Sebuah studi baru memprediksi sekitar 70 persen manusia di Bumi bakal terdampak cuaca ekstrem dalam 20 tahun mendatang imbas krisis iklim. Simak penjelasannya.
“Dalam skenario terbaik, kami menghitung bahwa perubahan [iklim] yang cepat akan berdampak pada 1,5 miliar orang,” kata Bjørn Samset, fisikawan dari Pusat Penelitian Iklim Internasional (CICERO) di Norwegia, mengutip Science Alert, Selasa (17/9).
Estimasi angka yang lebih rendah hanya dapat dicapai dengan mengurangi emisi gas rumah kaca secara signifikan. Jika tidak, pemodelan yang dilakukan CICERO menemukan bahwa kondisi yang berbahaya ini akan berdampak pada 70 persen populasi manusia di Bumi.
Pemodelan CICERO juga menunjukkan sebagian besar dari apa yang akan terjadi sudah berlangsung. Pemodelan ini dilakukan oleh ilmuwan iklim Carley Iles dan rekan-rekannya di CICERO.
“Satu-satunya cara untuk menghadapinya adalah dengan mempersiapkan diri untuk menghadapi situasi dengan kemungkinan yang jauh lebih tinggi dari kejadian ekstrem yang belum pernah terjadi sebelumnya, dalam satu atau dua dekade mendatang,” jelas Samset.
Merujuk data layanan iklim Eropa, Copernicus, Bumi baru saja mengalami musim panas terpanas di belahan Bumi utara. Sementara, belahan Bumi selatan juga mengalami musim dingin terpanas yang memecahkan rekor.
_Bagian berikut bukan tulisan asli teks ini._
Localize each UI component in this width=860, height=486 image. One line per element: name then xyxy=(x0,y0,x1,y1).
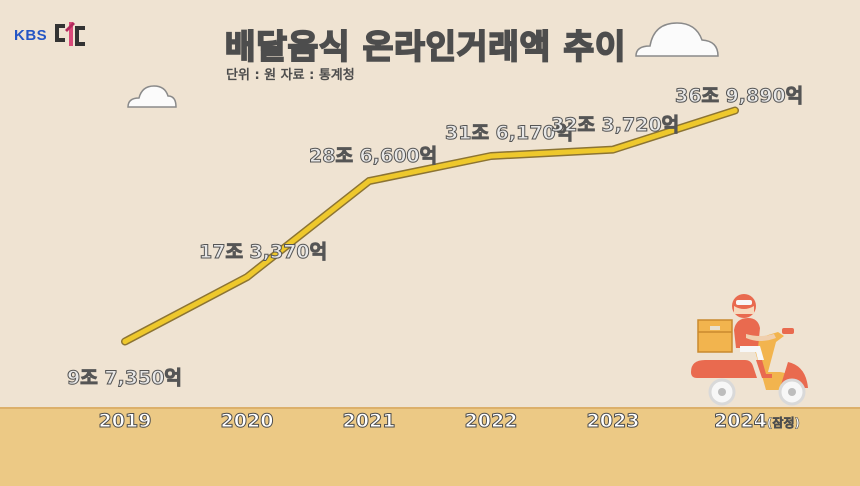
x-tick-label: 2019 xyxy=(98,410,152,433)
x-tick-label: 2020 xyxy=(220,410,274,433)
data-label: 17조 3,370억 xyxy=(198,241,328,264)
kbs-logo-text: KBS xyxy=(14,26,48,44)
delivery-box-icon xyxy=(697,319,733,353)
data-point xyxy=(244,274,250,280)
data-point xyxy=(610,147,616,153)
kbs-logo: KBS xyxy=(14,22,87,48)
x-tick-label: 2022 xyxy=(464,410,518,433)
chart-subtitle: 단위 : 원 자료 : 통계청 xyxy=(226,68,355,83)
x-tick-label: 2021 xyxy=(342,410,396,433)
ground-band xyxy=(0,407,860,486)
data-label: 31조 6,170억 xyxy=(444,122,574,145)
x-tick-label: 2024(잠정) xyxy=(714,410,801,433)
data-label: 36조 9,890억 xyxy=(674,84,804,107)
data-label: 9조 7,350억 xyxy=(67,367,183,390)
cloud-icon-right xyxy=(635,22,719,57)
cloud-icon xyxy=(127,85,177,108)
x-tick-label: 2023 xyxy=(586,410,640,433)
data-point xyxy=(366,178,372,184)
data-label: 32조 3,720억 xyxy=(550,113,680,136)
data-point xyxy=(488,153,494,159)
chart-title: 배달음식 온라인거래액 추이 xyxy=(224,26,627,67)
data-point xyxy=(122,338,128,344)
data-label: 28조 6,600억 xyxy=(308,145,438,168)
data-point xyxy=(732,108,738,114)
scooter-group xyxy=(691,294,808,406)
x-tick-label-suffix: (잠정) xyxy=(766,416,801,431)
kbs-dbd-logo-mark xyxy=(55,22,86,46)
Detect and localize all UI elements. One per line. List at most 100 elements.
Peningkatan suhu global ini berdampak pada kebakaran hutan dan lahan, banjir, badai, hingga kekeringan ekstrem yang menghancurkan tanaman dan membuat penyebaran lebih banyak penyakit menular.
Pemodelan tersebut menunjukkan perubahan cuaca ekstrem lebih lanjut akan terjadi lebih cepat dari saat ini. Hal ini meningkatkan kemungkinan terjadinya suhu, hujan, dan angin ekstrem yang lebih berbahaya dan dapat terjadi secara berurutan bahkan bersamaan.
Contohnya, peningkatan petir kering yang dikombinasikan dengan kondisi kering yang lebih besar meningkatkan intensitas kebakaran hutan dan lahan di seluruh dunia. Selain itu, gelombang panas yang melanda Pakistan pada 2022 diikuti dengan banjir parah yang belum pernah terjadi sebelumnya.
Para peneliti, dalam makalah penelitian mereka mengungkap bahwa masyarakat sangat rentan terhadap perubahan cuaca ekstrem yang cepat, terutama ketika beberapa bahaya meningkat sekaligus.
“Gelombang panas dapat menyebabkan stres akibat panas dan kematian berlebih pada manusia dan ternak, stres pada ekosistem, berkurangnya hasil pertanian, kesulitan dalam mendinginkan pembangkit listrik, dan gangguan transportasi,” kata para peneliti.
“Demikian pula, curah hujan yang ekstrem dapat menyebabkan banjir dan kerusakan pada pemukiman, infrastruktur, tanaman dan ekosistem, peningkatan erosi dan penurunan kualitas air,” lanjut mereka.